When I inspect Visual Studio (devenv.exe) though Process Monitor I notice calls to CreateFile , QueryDirectory , and CloseFile for every file and folder in the project and the project's dependencies. This seems to correlate to the delay when looking at the timeline.

How do I reduce the delay from when I start build the build process from within Visual Studio (right click on project > build), to when the build actually occurs?

I looked at the following answers for resolution, however they either do not reduce the delay or are simply not applicable:

I think your problem is "I have a solution with 50 projects". In my experience this should not be used for development. This should only be used for a build server. So what I would do is, make several solution files. One big with all projects for the build server, and several ones with just a few projects for development. The packaging of this several solutions should be guided by what often changes together. If the answer is everything I would question the project structure.

Because I do not realy answer your question what exactly vs does in comparison to msbuild, I would normaly write this as a comment. But my reputation is not enough right now (working on that) but because no one else recommended this, I thought it would passibly be worth an answer. Or is this just too obvious that nobody pointed this out? Then please forgive me.

Visual Studio has its own way of checking whether a project is up to date or not. This can avoid expensive calls to MSBuild, and in general saves a lot of time when only a subset of projects need to be built.

This issue is pretty old, and these days disks tend to be faster, but the comments above are correct. VS must test the timestamp of every input and output to the project to determine whether things are up to date or not. If you have a very large number of inputs/outputs this can take a while, especially if you have slow disks.

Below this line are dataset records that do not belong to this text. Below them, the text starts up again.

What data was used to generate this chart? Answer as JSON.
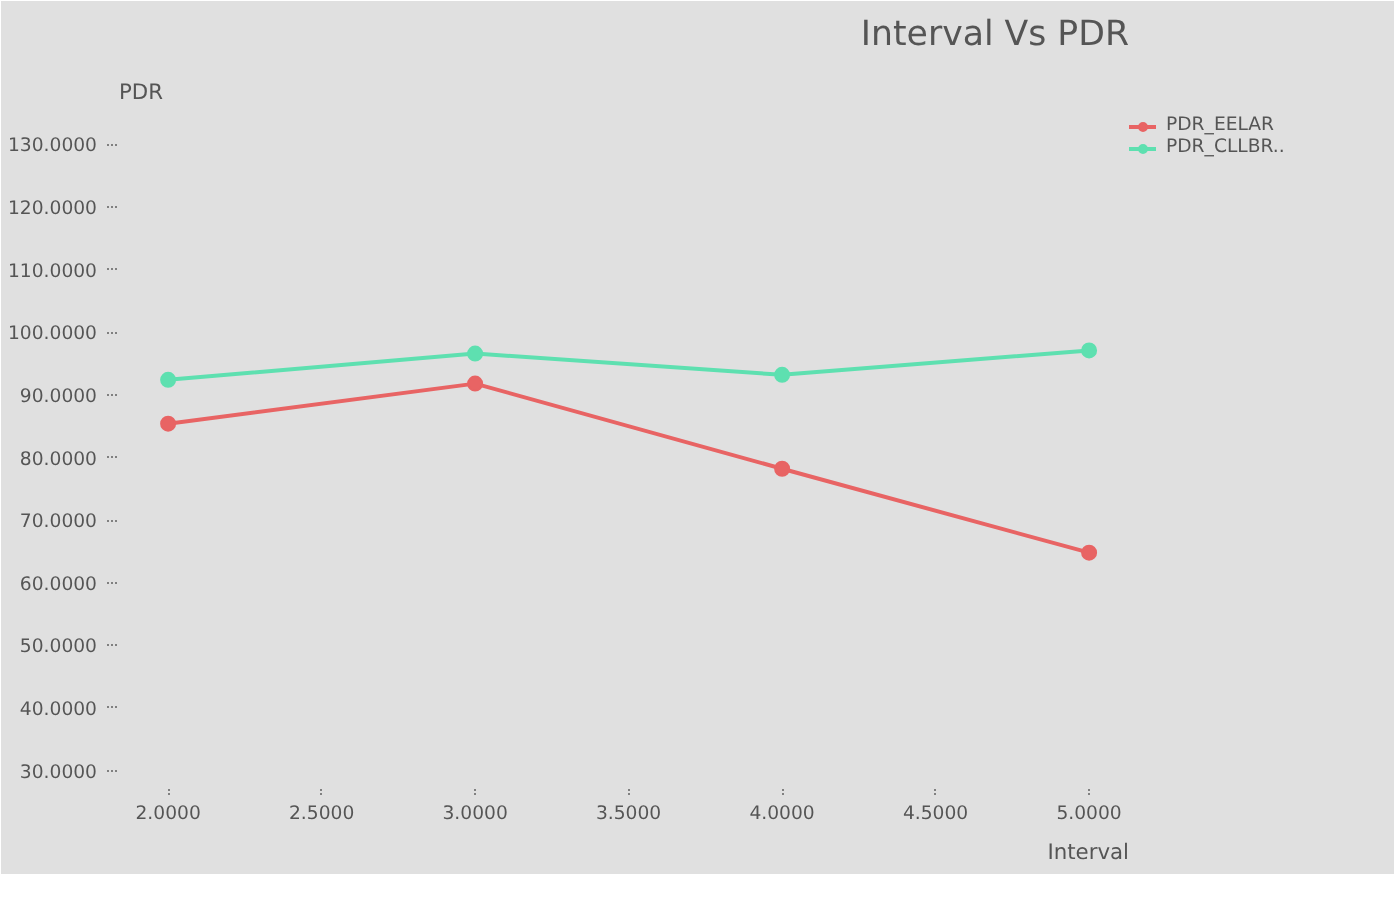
{
  "chart_data": {
    "type": "line",
    "title": "Interval Vs PDR",
    "xlabel": "Interval",
    "ylabel": "PDR",
    "x": [
      2,
      3,
      4,
      5
    ],
    "series": [
      {
        "name": "PDR_EELAR",
        "color": "#e86464",
        "values": [
          85.4,
          91.8,
          78.2,
          64.8
        ]
      },
      {
        "name": "PDR_CLLBR..",
        "color": "#5ee0b0",
        "values": [
          92.4,
          96.6,
          93.2,
          97.1
        ]
      }
    ],
    "xlim": [
      1.84,
      5.13
    ],
    "ylim": [
      26.1,
      134.7
    ],
    "xticks": [
      {
        "value": 2,
        "label": "2.0000"
      },
      {
        "value": 2.5,
        "label": "2.5000"
      },
      {
        "value": 3,
        "label": "3.0000"
      },
      {
        "value": 3.5,
        "label": "3.5000"
      },
      {
        "value": 4,
        "label": "4.0000"
      },
      {
        "value": 4.5,
        "label": "4.5000"
      },
      {
        "value": 5,
        "label": "5.0000"
      }
    ],
    "yticks": [
      {
        "value": 30,
        "label": "30.0000"
      },
      {
        "value": 40,
        "label": "40.0000"
      },
      {
        "value": 50,
        "label": "50.0000"
      },
      {
        "value": 60,
        "label": "60.0000"
      },
      {
        "value": 70,
        "label": "70.0000"
      },
      {
        "value": 80,
        "label": "80.0000"
      },
      {
        "value": 90,
        "label": "90.0000"
      },
      {
        "value": 100,
        "label": "100.0000"
      },
      {
        "value": 110,
        "label": "110.0000"
      },
      {
        "value": 120,
        "label": "120.0000"
      },
      {
        "value": 130,
        "label": "130.0000"
      }
    ],
    "legend": "top right",
    "marker": "circle",
    "line_style": "solid"
  }
}
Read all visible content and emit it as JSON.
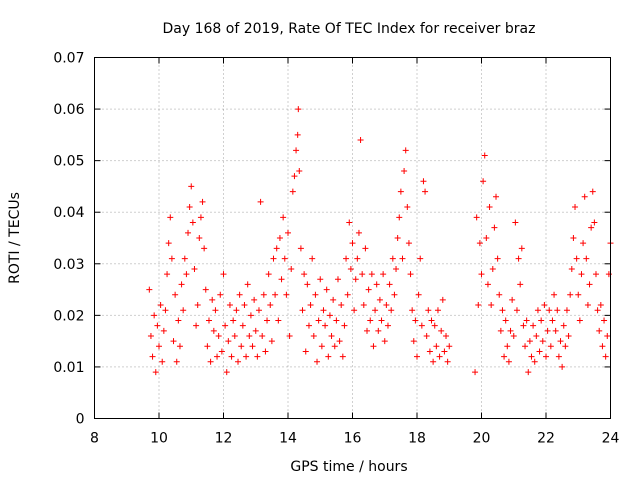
{
  "chart_data": {
    "type": "scatter",
    "title": "Day 168 of 2019, Rate Of TEC Index for receiver braz",
    "xlabel": "GPS time / hours",
    "ylabel": "ROTI / TECUs",
    "xlim": [
      8,
      24
    ],
    "ylim": [
      0,
      0.07
    ],
    "xticks": [
      8,
      10,
      12,
      14,
      16,
      18,
      20,
      22,
      24
    ],
    "yticks": [
      0,
      0.01,
      0.02,
      0.03,
      0.04,
      0.05,
      0.06,
      0.07
    ],
    "xtick_labels": [
      "8",
      "10",
      "12",
      "14",
      "16",
      "18",
      "20",
      "22",
      "24"
    ],
    "ytick_labels": [
      "0",
      "0.01",
      "0.02",
      "0.03",
      "0.04",
      "0.05",
      "0.06",
      "0.07"
    ],
    "grid": true,
    "marker": "+",
    "color": "#ff0000",
    "series": [
      {
        "name": "ROTI",
        "points": [
          [
            9.7,
            0.025
          ],
          [
            9.75,
            0.016
          ],
          [
            9.8,
            0.012
          ],
          [
            9.85,
            0.02
          ],
          [
            9.9,
            0.009
          ],
          [
            9.95,
            0.018
          ],
          [
            10.0,
            0.014
          ],
          [
            10.05,
            0.022
          ],
          [
            10.1,
            0.011
          ],
          [
            10.15,
            0.017
          ],
          [
            10.2,
            0.021
          ],
          [
            10.25,
            0.028
          ],
          [
            10.3,
            0.034
          ],
          [
            10.35,
            0.039
          ],
          [
            10.4,
            0.031
          ],
          [
            10.45,
            0.015
          ],
          [
            10.5,
            0.024
          ],
          [
            10.55,
            0.011
          ],
          [
            10.6,
            0.019
          ],
          [
            10.65,
            0.014
          ],
          [
            10.7,
            0.026
          ],
          [
            10.75,
            0.021
          ],
          [
            10.8,
            0.031
          ],
          [
            10.85,
            0.028
          ],
          [
            10.9,
            0.036
          ],
          [
            10.95,
            0.041
          ],
          [
            11.0,
            0.045
          ],
          [
            11.05,
            0.038
          ],
          [
            11.1,
            0.029
          ],
          [
            11.15,
            0.018
          ],
          [
            11.2,
            0.022
          ],
          [
            11.25,
            0.035
          ],
          [
            11.3,
            0.039
          ],
          [
            11.35,
            0.042
          ],
          [
            11.4,
            0.033
          ],
          [
            11.45,
            0.025
          ],
          [
            11.5,
            0.014
          ],
          [
            11.55,
            0.019
          ],
          [
            11.6,
            0.011
          ],
          [
            11.65,
            0.023
          ],
          [
            11.7,
            0.017
          ],
          [
            11.75,
            0.021
          ],
          [
            11.8,
            0.012
          ],
          [
            11.85,
            0.016
          ],
          [
            11.9,
            0.024
          ],
          [
            11.95,
            0.013
          ],
          [
            12.0,
            0.028
          ],
          [
            12.05,
            0.018
          ],
          [
            12.1,
            0.009
          ],
          [
            12.15,
            0.015
          ],
          [
            12.2,
            0.022
          ],
          [
            12.25,
            0.012
          ],
          [
            12.3,
            0.019
          ],
          [
            12.35,
            0.016
          ],
          [
            12.4,
            0.021
          ],
          [
            12.45,
            0.011
          ],
          [
            12.5,
            0.024
          ],
          [
            12.55,
            0.014
          ],
          [
            12.6,
            0.018
          ],
          [
            12.65,
            0.022
          ],
          [
            12.7,
            0.012
          ],
          [
            12.75,
            0.026
          ],
          [
            12.8,
            0.016
          ],
          [
            12.85,
            0.02
          ],
          [
            12.9,
            0.014
          ],
          [
            12.95,
            0.023
          ],
          [
            13.0,
            0.017
          ],
          [
            13.05,
            0.012
          ],
          [
            13.1,
            0.021
          ],
          [
            13.15,
            0.042
          ],
          [
            13.2,
            0.016
          ],
          [
            13.25,
            0.024
          ],
          [
            13.3,
            0.013
          ],
          [
            13.35,
            0.019
          ],
          [
            13.4,
            0.028
          ],
          [
            13.45,
            0.022
          ],
          [
            13.5,
            0.015
          ],
          [
            13.55,
            0.031
          ],
          [
            13.6,
            0.024
          ],
          [
            13.65,
            0.033
          ],
          [
            13.7,
            0.019
          ],
          [
            13.75,
            0.035
          ],
          [
            13.8,
            0.027
          ],
          [
            13.85,
            0.039
          ],
          [
            13.9,
            0.031
          ],
          [
            13.95,
            0.024
          ],
          [
            14.0,
            0.036
          ],
          [
            14.05,
            0.016
          ],
          [
            14.1,
            0.029
          ],
          [
            14.15,
            0.044
          ],
          [
            14.2,
            0.047
          ],
          [
            14.25,
            0.052
          ],
          [
            14.3,
            0.055
          ],
          [
            14.32,
            0.06
          ],
          [
            14.35,
            0.048
          ],
          [
            14.4,
            0.033
          ],
          [
            14.45,
            0.021
          ],
          [
            14.5,
            0.028
          ],
          [
            14.55,
            0.013
          ],
          [
            14.6,
            0.026
          ],
          [
            14.65,
            0.018
          ],
          [
            14.7,
            0.022
          ],
          [
            14.75,
            0.031
          ],
          [
            14.8,
            0.016
          ],
          [
            14.85,
            0.024
          ],
          [
            14.9,
            0.011
          ],
          [
            14.95,
            0.019
          ],
          [
            15.0,
            0.027
          ],
          [
            15.05,
            0.014
          ],
          [
            15.1,
            0.021
          ],
          [
            15.15,
            0.018
          ],
          [
            15.2,
            0.025
          ],
          [
            15.25,
            0.012
          ],
          [
            15.3,
            0.02
          ],
          [
            15.35,
            0.016
          ],
          [
            15.4,
            0.023
          ],
          [
            15.45,
            0.014
          ],
          [
            15.5,
            0.019
          ],
          [
            15.55,
            0.027
          ],
          [
            15.6,
            0.015
          ],
          [
            15.65,
            0.022
          ],
          [
            15.7,
            0.012
          ],
          [
            15.75,
            0.018
          ],
          [
            15.8,
            0.031
          ],
          [
            15.85,
            0.024
          ],
          [
            15.9,
            0.038
          ],
          [
            15.95,
            0.029
          ],
          [
            16.0,
            0.034
          ],
          [
            16.05,
            0.021
          ],
          [
            16.1,
            0.027
          ],
          [
            16.15,
            0.031
          ],
          [
            16.2,
            0.036
          ],
          [
            16.25,
            0.054
          ],
          [
            16.3,
            0.028
          ],
          [
            16.35,
            0.022
          ],
          [
            16.4,
            0.033
          ],
          [
            16.45,
            0.017
          ],
          [
            16.5,
            0.025
          ],
          [
            16.55,
            0.019
          ],
          [
            16.6,
            0.028
          ],
          [
            16.65,
            0.014
          ],
          [
            16.7,
            0.021
          ],
          [
            16.75,
            0.026
          ],
          [
            16.8,
            0.017
          ],
          [
            16.85,
            0.023
          ],
          [
            16.9,
            0.019
          ],
          [
            16.95,
            0.028
          ],
          [
            17.0,
            0.015
          ],
          [
            17.05,
            0.022
          ],
          [
            17.1,
            0.018
          ],
          [
            17.15,
            0.026
          ],
          [
            17.2,
            0.021
          ],
          [
            17.25,
            0.031
          ],
          [
            17.3,
            0.024
          ],
          [
            17.35,
            0.029
          ],
          [
            17.4,
            0.035
          ],
          [
            17.45,
            0.039
          ],
          [
            17.5,
            0.044
          ],
          [
            17.55,
            0.031
          ],
          [
            17.6,
            0.048
          ],
          [
            17.65,
            0.052
          ],
          [
            17.7,
            0.041
          ],
          [
            17.75,
            0.034
          ],
          [
            17.8,
            0.028
          ],
          [
            17.85,
            0.021
          ],
          [
            17.9,
            0.015
          ],
          [
            17.95,
            0.019
          ],
          [
            18.0,
            0.012
          ],
          [
            18.05,
            0.024
          ],
          [
            18.1,
            0.031
          ],
          [
            18.15,
            0.018
          ],
          [
            18.2,
            0.046
          ],
          [
            18.25,
            0.044
          ],
          [
            18.3,
            0.016
          ],
          [
            18.35,
            0.021
          ],
          [
            18.4,
            0.013
          ],
          [
            18.45,
            0.019
          ],
          [
            18.5,
            0.011
          ],
          [
            18.55,
            0.018
          ],
          [
            18.6,
            0.014
          ],
          [
            18.65,
            0.021
          ],
          [
            18.7,
            0.012
          ],
          [
            18.75,
            0.017
          ],
          [
            18.8,
            0.023
          ],
          [
            18.85,
            0.013
          ],
          [
            18.9,
            0.016
          ],
          [
            18.95,
            0.011
          ],
          [
            19.0,
            0.014
          ],
          [
            19.8,
            0.009
          ],
          [
            19.85,
            0.039
          ],
          [
            19.9,
            0.022
          ],
          [
            19.95,
            0.034
          ],
          [
            20.0,
            0.028
          ],
          [
            20.05,
            0.046
          ],
          [
            20.1,
            0.051
          ],
          [
            20.15,
            0.035
          ],
          [
            20.2,
            0.026
          ],
          [
            20.25,
            0.041
          ],
          [
            20.3,
            0.022
          ],
          [
            20.35,
            0.029
          ],
          [
            20.4,
            0.037
          ],
          [
            20.45,
            0.043
          ],
          [
            20.5,
            0.031
          ],
          [
            20.55,
            0.024
          ],
          [
            20.6,
            0.017
          ],
          [
            20.65,
            0.021
          ],
          [
            20.7,
            0.012
          ],
          [
            20.75,
            0.019
          ],
          [
            20.8,
            0.014
          ],
          [
            20.85,
            0.011
          ],
          [
            20.9,
            0.017
          ],
          [
            20.95,
            0.023
          ],
          [
            21.0,
            0.016
          ],
          [
            21.05,
            0.038
          ],
          [
            21.1,
            0.021
          ],
          [
            21.15,
            0.031
          ],
          [
            21.2,
            0.026
          ],
          [
            21.25,
            0.033
          ],
          [
            21.3,
            0.018
          ],
          [
            21.35,
            0.014
          ],
          [
            21.4,
            0.019
          ],
          [
            21.45,
            0.009
          ],
          [
            21.5,
            0.015
          ],
          [
            21.55,
            0.012
          ],
          [
            21.6,
            0.018
          ],
          [
            21.65,
            0.011
          ],
          [
            21.7,
            0.016
          ],
          [
            21.75,
            0.021
          ],
          [
            21.8,
            0.013
          ],
          [
            21.85,
            0.019
          ],
          [
            21.9,
            0.015
          ],
          [
            21.95,
            0.022
          ],
          [
            22.0,
            0.012
          ],
          [
            22.05,
            0.017
          ],
          [
            22.1,
            0.021
          ],
          [
            22.15,
            0.014
          ],
          [
            22.2,
            0.019
          ],
          [
            22.25,
            0.024
          ],
          [
            22.3,
            0.017
          ],
          [
            22.35,
            0.021
          ],
          [
            22.4,
            0.012
          ],
          [
            22.45,
            0.015
          ],
          [
            22.5,
            0.01
          ],
          [
            22.55,
            0.018
          ],
          [
            22.6,
            0.014
          ],
          [
            22.65,
            0.021
          ],
          [
            22.7,
            0.016
          ],
          [
            22.75,
            0.024
          ],
          [
            22.8,
            0.029
          ],
          [
            22.85,
            0.035
          ],
          [
            22.9,
            0.041
          ],
          [
            22.95,
            0.031
          ],
          [
            23.0,
            0.024
          ],
          [
            23.05,
            0.019
          ],
          [
            23.1,
            0.028
          ],
          [
            23.15,
            0.034
          ],
          [
            23.2,
            0.043
          ],
          [
            23.25,
            0.031
          ],
          [
            23.3,
            0.022
          ],
          [
            23.35,
            0.026
          ],
          [
            23.4,
            0.037
          ],
          [
            23.45,
            0.044
          ],
          [
            23.5,
            0.038
          ],
          [
            23.55,
            0.028
          ],
          [
            23.6,
            0.021
          ],
          [
            23.65,
            0.017
          ],
          [
            23.7,
            0.022
          ],
          [
            23.75,
            0.014
          ],
          [
            23.8,
            0.019
          ],
          [
            23.85,
            0.012
          ],
          [
            23.9,
            0.016
          ],
          [
            23.95,
            0.028
          ],
          [
            24.0,
            0.034
          ]
        ]
      }
    ]
  }
}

Newer versions of VS have improvements to the up-to-date check. You can read more about the fast up-to-date check used by SDK-style projects here:

https://github.com/dotnet/project-system/blob/master/docs/up-to-date-check.md

I had the same issue. Unloading all the projects you don't actively need will help. I managed to reduce the time before build start from about 9 seconds to 1 doing this.

I guess this is more of a workaround than a solution, but it helps.

To unload a project, right-click it and select "Unload Project".